At least one other firm, Baron & Budd, has run ads in The Advocate seeking hearing-loss plaintiffs who have worked at specific paper mills and chemical plants. The Dallas-based firm, whose Baton Rouge affiliate was formerly known as LeBlanc and Waddell, did not return phone calls seeking comment.
Unglesby says some plants might well have strong defenses, and will be able to demonstrate that they carefully monitored and protected all the workers at their plants, but others likely will not. Most, if not all, of his hearing loss clients are independent contractors who’ve worked at several plants, not permanent employees of any one company.
“My personal experience of suing the plants for 30 years is that, historically, they disregard contractors,” he says. “I’ve had experience with cases, not hearing loss cases, but other cases, where the plant has rules that were really good safety rules that they never even passed on to the contractors.” He says supervisors will sometimes get contractors to do things they could never get their employees to do.
Unglesby argues the plants are reluctant to shell out for expensive engineering solutions to really solve the problems. Often in the industrial world, companies recognize they’re taking a risk with their people, and there can be a cold calculation involved in weighing the profits produced by that risk against the potential for future lawsuits, he says.
“Any time you have money and profits versus a little less money and more safety, money wins every time,” he says. “I don’t think these hearing loss cases are a big surprise to any of these folks. … I think they’ve been expecting these things to come along.
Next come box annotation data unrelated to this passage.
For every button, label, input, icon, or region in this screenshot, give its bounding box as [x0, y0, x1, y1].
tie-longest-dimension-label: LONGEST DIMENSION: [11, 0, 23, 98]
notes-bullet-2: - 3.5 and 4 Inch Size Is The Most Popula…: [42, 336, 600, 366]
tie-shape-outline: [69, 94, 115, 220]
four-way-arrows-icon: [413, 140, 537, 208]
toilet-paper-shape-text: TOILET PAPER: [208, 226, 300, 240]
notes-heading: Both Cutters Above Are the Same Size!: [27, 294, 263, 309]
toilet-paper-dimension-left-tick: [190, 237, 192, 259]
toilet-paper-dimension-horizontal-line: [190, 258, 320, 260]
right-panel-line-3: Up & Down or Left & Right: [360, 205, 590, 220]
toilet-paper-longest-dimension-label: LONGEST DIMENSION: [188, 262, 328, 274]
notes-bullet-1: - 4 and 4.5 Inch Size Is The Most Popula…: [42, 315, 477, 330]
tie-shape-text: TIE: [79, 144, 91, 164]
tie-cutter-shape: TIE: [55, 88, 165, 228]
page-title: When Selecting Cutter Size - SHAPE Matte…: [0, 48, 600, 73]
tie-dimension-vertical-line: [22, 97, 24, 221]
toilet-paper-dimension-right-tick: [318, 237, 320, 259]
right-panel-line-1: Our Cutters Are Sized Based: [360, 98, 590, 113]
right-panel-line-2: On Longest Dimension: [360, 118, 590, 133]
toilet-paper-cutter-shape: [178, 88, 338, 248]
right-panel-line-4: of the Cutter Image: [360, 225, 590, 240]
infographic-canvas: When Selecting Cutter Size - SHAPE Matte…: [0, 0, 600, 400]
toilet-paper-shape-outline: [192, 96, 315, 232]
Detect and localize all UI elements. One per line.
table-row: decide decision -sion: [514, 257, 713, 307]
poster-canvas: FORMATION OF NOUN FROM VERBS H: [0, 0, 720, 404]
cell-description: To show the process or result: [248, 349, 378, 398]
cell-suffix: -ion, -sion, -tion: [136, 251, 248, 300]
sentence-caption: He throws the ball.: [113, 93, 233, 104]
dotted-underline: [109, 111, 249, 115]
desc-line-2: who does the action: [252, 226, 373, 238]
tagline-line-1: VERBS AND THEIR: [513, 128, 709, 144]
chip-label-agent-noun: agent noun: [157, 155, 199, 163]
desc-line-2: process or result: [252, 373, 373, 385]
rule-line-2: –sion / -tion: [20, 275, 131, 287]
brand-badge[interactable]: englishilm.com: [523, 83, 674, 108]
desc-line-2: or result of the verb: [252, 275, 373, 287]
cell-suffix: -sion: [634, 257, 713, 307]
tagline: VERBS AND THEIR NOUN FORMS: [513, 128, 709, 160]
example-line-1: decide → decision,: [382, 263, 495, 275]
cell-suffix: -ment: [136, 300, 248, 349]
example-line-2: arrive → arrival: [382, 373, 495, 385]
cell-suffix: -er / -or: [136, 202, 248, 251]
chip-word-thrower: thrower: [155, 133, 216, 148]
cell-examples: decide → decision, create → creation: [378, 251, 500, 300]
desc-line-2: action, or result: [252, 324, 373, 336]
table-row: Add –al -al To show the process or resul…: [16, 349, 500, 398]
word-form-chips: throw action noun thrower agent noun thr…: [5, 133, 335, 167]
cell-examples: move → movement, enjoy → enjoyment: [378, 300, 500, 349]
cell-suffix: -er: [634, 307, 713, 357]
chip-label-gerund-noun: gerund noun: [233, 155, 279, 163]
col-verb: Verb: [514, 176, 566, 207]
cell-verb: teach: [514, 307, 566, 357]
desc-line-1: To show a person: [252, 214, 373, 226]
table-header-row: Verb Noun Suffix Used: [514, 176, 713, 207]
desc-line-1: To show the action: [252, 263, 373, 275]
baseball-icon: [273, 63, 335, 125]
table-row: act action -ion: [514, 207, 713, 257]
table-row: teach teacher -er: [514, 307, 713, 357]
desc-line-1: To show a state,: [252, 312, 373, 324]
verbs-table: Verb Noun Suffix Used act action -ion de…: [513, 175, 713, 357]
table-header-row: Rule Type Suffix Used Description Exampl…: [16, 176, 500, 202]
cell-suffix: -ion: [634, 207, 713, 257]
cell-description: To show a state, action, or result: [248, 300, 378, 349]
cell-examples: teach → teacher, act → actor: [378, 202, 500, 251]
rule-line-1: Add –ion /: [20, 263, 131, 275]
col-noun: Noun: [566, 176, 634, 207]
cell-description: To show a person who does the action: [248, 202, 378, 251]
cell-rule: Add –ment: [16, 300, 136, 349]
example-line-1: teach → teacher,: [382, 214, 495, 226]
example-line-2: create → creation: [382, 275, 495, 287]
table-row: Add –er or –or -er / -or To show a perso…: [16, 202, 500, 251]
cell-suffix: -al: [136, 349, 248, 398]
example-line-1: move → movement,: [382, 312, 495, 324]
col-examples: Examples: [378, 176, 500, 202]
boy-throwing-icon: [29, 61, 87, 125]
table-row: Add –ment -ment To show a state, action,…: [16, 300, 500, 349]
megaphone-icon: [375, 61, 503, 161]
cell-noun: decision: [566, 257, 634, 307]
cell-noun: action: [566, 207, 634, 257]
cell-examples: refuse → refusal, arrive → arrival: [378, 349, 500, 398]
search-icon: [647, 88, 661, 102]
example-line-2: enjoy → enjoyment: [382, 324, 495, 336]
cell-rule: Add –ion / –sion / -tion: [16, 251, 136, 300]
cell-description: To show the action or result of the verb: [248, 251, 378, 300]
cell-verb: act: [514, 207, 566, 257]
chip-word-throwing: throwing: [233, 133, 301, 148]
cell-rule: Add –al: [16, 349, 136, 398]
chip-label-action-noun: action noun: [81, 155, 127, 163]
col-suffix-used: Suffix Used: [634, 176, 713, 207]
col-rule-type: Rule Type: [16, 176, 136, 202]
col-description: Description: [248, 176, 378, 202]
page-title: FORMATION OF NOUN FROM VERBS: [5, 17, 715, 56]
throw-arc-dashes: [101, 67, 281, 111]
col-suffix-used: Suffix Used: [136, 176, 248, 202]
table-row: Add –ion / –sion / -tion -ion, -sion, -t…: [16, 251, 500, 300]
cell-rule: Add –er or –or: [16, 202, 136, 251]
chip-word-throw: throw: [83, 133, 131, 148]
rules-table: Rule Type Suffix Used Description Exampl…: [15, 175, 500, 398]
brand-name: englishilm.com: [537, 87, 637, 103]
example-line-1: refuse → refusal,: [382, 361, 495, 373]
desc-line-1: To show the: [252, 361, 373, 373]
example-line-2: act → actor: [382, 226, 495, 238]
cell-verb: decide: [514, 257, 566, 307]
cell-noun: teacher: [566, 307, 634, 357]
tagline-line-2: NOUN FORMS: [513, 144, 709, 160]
They knew this was going on.”
Several companies named as defendants in recent hearing loss filings either declined to comment or did not respond to messages or e-mails left with their spokespeople.
Vulcan Materials, however, said through an attorney they had never been sued for hearing loss prior to this recent spate of lawsuits. They said they have always complied with OSHA safety standards, and have always expected the same from their contractors.